I want to prove that $M$ is not artinian, that is, there exists a descending chain of submodules of $M$ that is not stationary. How can I define this chain?
$\def\QQ{\mathbb{Q}}$We compute that $$\begin{pmatrix}0&0\\a&b\end{pmatrix}\cdot\begin{pmatrix}\lambda&0\\f&g\end{pmatrix}=\begin{pmatrix}0&0\\\lambda a+fb&bg\end{pmatrix}$$ for all $a$, $b$, $f$, $g\in\QQ(x)$ and all $\lambda\in\QQ$. This describes the action of the ring on the module.
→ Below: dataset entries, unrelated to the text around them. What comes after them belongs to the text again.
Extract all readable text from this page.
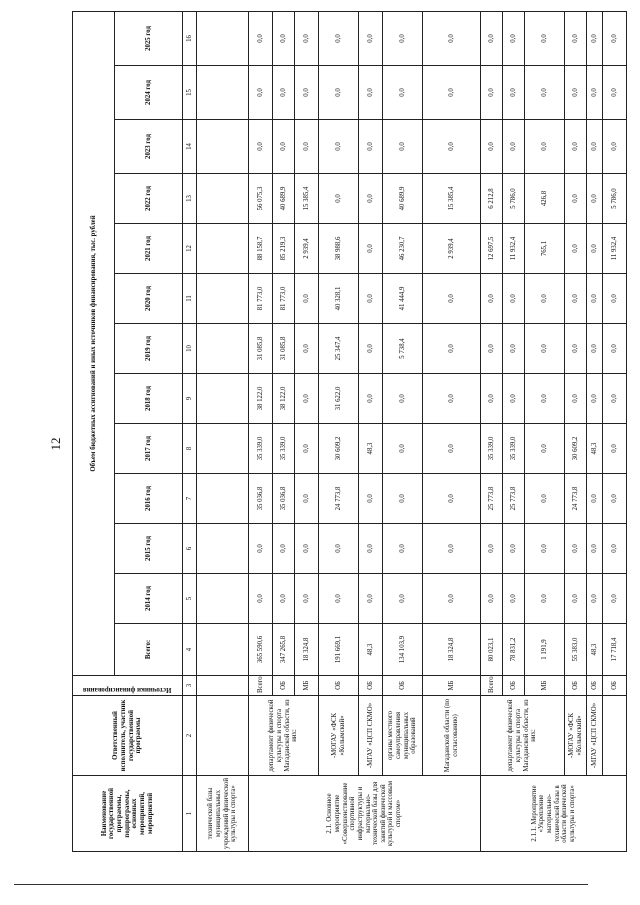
12
Наименование государственной программы, подпрограммы, основных мероприятий, мероприятий	Ответственный исполнитель, участник государственной программы	Источники финансирования	Объем бюджетных ассигнований и иных источников финансирования, тыс. рублей												
			Всего:	2014 год	2015 год	2016 год	2017 год	2018 год	2019 год	2020 год	2021 год	2022 год	2023 год	2024 год	2025 год
1	2	3	4	5	6	7	8	9	10	11	12	13	14	15	16
технической базы муниципальных учреждений физической культуры и спорта»															
2.1. Основное мероприятие «Совершенствование спортивной инфраструктуры и материально-технической базы для занятий физической культурой и массовым спортом»	департамент физической культуры и спорта Магаданской области, из них:	Всего	365 590,6	0,0	0,0	35 036,8	35 339,0	38 122,0	31 085,8	81 773,0	88 158,7	56 075,3	0,0	0,0	0,0
		ОБ	347 265,8	0,0	0,0	35 036,8	35 339,0	38 122,0	31 085,8	81 773,0	85 219,3	40 689,9	0,0	0,0	0,0
		МБ	18 324,8	0,0	0,0	0,0	0,0	0,0	0,0	0,0	2 939,4	15 385,4	0,0	0,0	0,0
	-МОГАУ «ФСК «Колымский»	ОБ	191 669,1	0,0	0,0	24 773,8	30 609,2	31 622,0	25 347,4	40 328,1	38 988,6	0,0	0,0	0,0	0,0
	-МГАУ «ЦСП СКМО»	ОБ	48,3	0,0	0,0	0,0	48,3	0,0	0,0	0,0	0,0	0,0	0,0	0,0	0,0
	органы местного самоуправления муниципальных образований	ОБ	134 103,9	0,0	0,0	0,0	0,0	0,0	5 738,4	41 444,9	46 230,7	40 689,9	0,0	0,0	0,0
	Магаданской области (по согласованию)	МБ	18 324,8	0,0	0,0	0,0	0,0	0,0	0,0	0,0	2 939,4	15 385,4	0,0	0,0	0,0
2.1.1. Мероприятие «Укрепление материально-технической базы в области физической культуры и спорта»	департамент физической культуры и спорта Магаданской области, из них:	Всего	80 023,1	0,0	0,0	25 773,8	35 339,0	0,0	0,0	0,0	12 697,5	6 212,8	0,0	0,0	0,0
		ОБ	78 831,2	0,0	0,0	25 773,8	35 339,0	0,0	0,0	0,0	11 932,4	5 786,0	0,0	0,0	0,0
		МБ	1 191,9	0,0	0,0	0,0	0,0	0,0	0,0	0,0	765,1	426,8	0,0	0,0	0,0
	-МОГАУ «ФСК «Колымский»	ОБ	55 383,0	0,0	0,0	24 773,8	30 609,2	0,0	0,0	0,0	0,0	0,0	0,0	0,0	0,0
	-МГАУ «ЦСП СКМО»	ОБ	48,3	0,0	0,0	0,0	48,3	0,0	0,0	0,0	0,0	0,0	0,0	0,0	0,0
		ОБ	17 718,4	0,0	0,0	0,0	0,0	0,0	0,0	0,0	11 932,4	5 786,0	0,0	0,0	0,0
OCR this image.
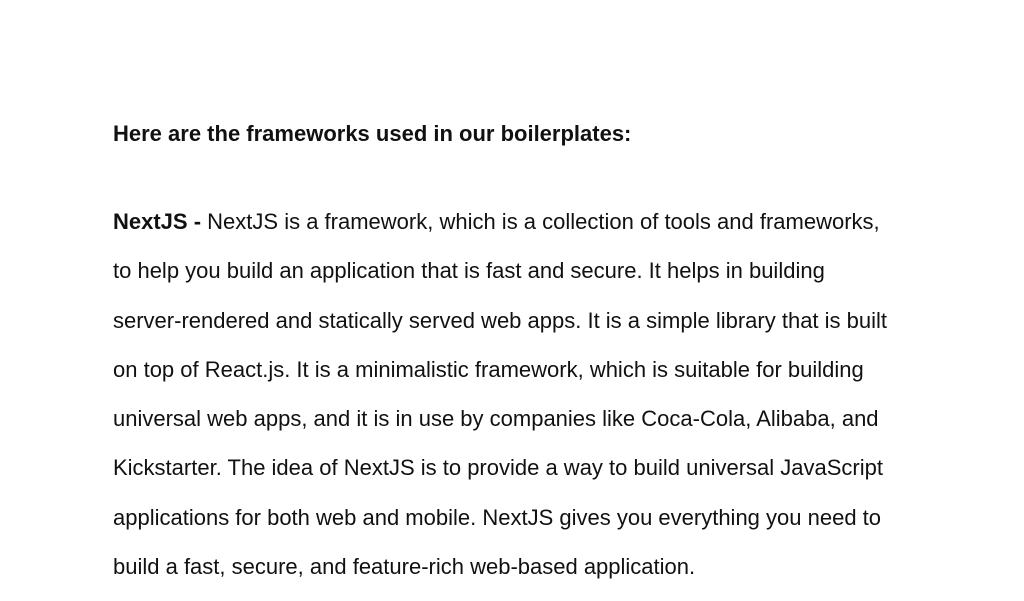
Here are the frameworks used in our boilerplates:
NextJS - NextJS is a framework, which is a collection of tools and frameworks,
to help you build an application that is fast and secure. It helps in building
server-rendered and statically served web apps. It is a simple library that is built
on top of React.js. It is a minimalistic framework, which is suitable for building
universal web apps, and it is in use by companies like Coca-Cola, Alibaba, and
Kickstarter. The idea of NextJS is to provide a way to build universal JavaScript
applications for both web and mobile. NextJS gives you everything you need to
build a fast, secure, and feature-rich web-based application.
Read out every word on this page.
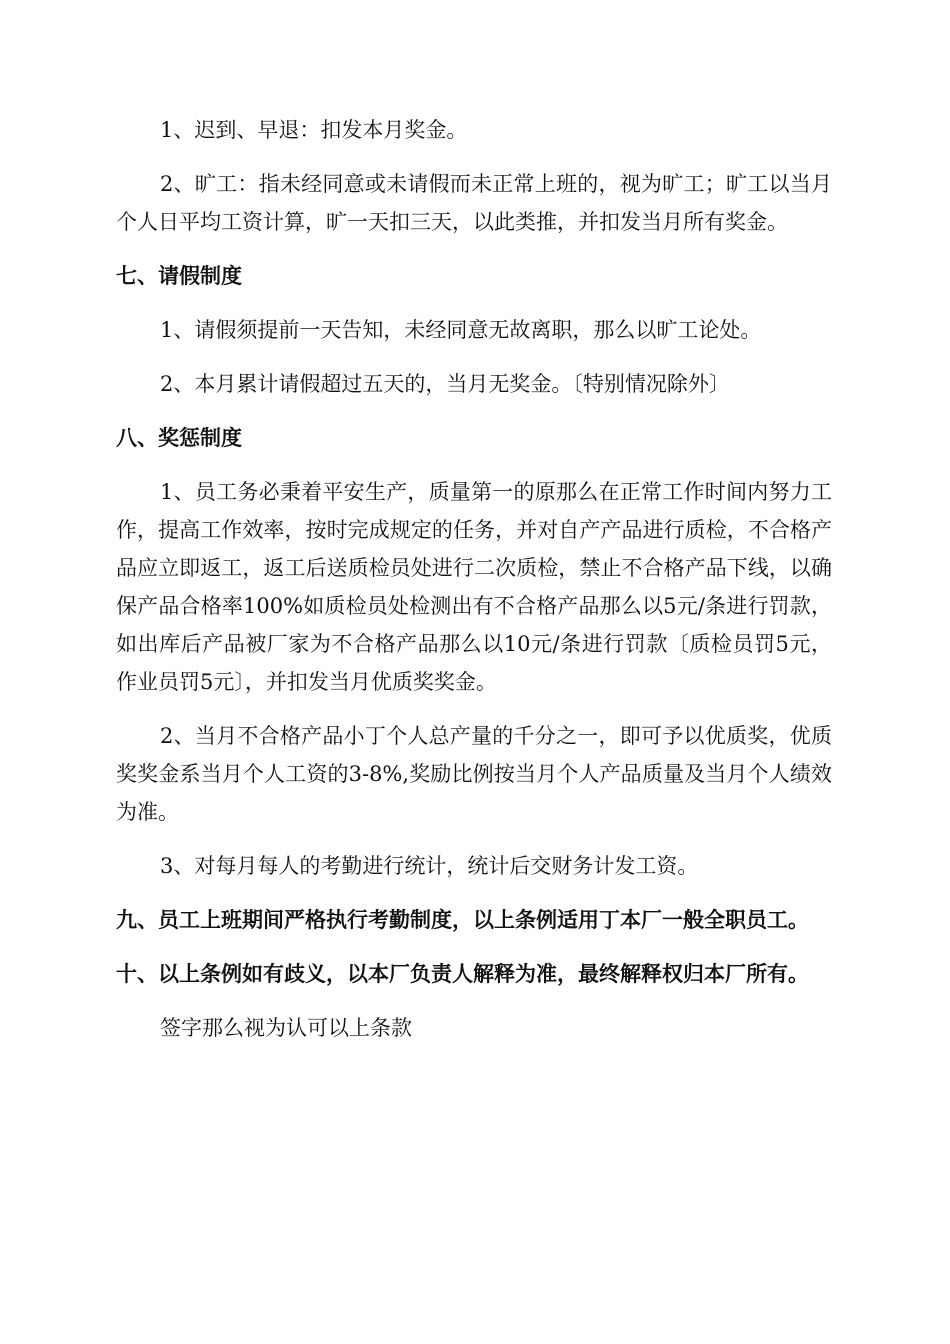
1、迟到、早退：扣发本月奖金。

2、旷工：指未经同意或未请假而未正常上班的，视为旷工；旷工以当月个人日平均工资计算，旷一天扣三天，以此类推，并扣发当月所有奖金。

七、请假制度

1、请假须提前一天告知，未经同意无故离职，那么以旷工论处。

2、本月累计请假超过五天的，当月无奖金。〔特别情况除外〕

八、奖惩制度

1、员工务必秉着平安生产，质量第一的原那么在正常工作时间内努力工作，提高工作效率，按时完成规定的任务，并对自产产品进行质检，不合格产品应立即返工，返工后送质检员处进行二次质检，禁止不合格产品下线，以确保产品合格率100%如质检员处检测出有不合格产品那么以5元/条进行罚款，如出库后产品被厂家为不合格产品那么以10元/条进行罚款〔质检员罚5元，作业员罚5元〕，并扣发当月优质奖奖金。

2、当月不合格产品小丁个人总产量的千分之一，即可予以优质奖，优质奖奖金系当月个人工资的3-8%,奖励比例按当月个人产品质量及当月个人绩效为准。

3、对每月每人的考勤进行统计，统计后交财务计发工资。

九、员工上班期间严格执行考勤制度，以上条例适用丁本厂一般全职员工。

十、以上条例如有歧义，以本厂负责人解释为准，最终解释权归本厂所有。

签字那么视为认可以上条款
As you noticed, the subset of all elements of $M$ of the form $\begin{pmatrix}0&0\\a&0\end{pmatrix}$ with $a\in\QQ(x)$ ius a submodule $N$ of $M$. The formula above implies —and you should have no difficulty showing this— that if $V$ is any $\QQ$-subspace of $\QQ(x)$ then the set $$S_V=\left\{\begin{pmatrix}0&0\\a&0\end{pmatrix}:a\in V\right\}$$ is a submodule of $N$. This gives you many, many submodules.
Can you now find a descending chain of submodules?
A good excercise you can do is showing that in fact all proper submodules of $M$ are of the form $S_V$ for some $\QQ$-subspace of $\QQ(x)$.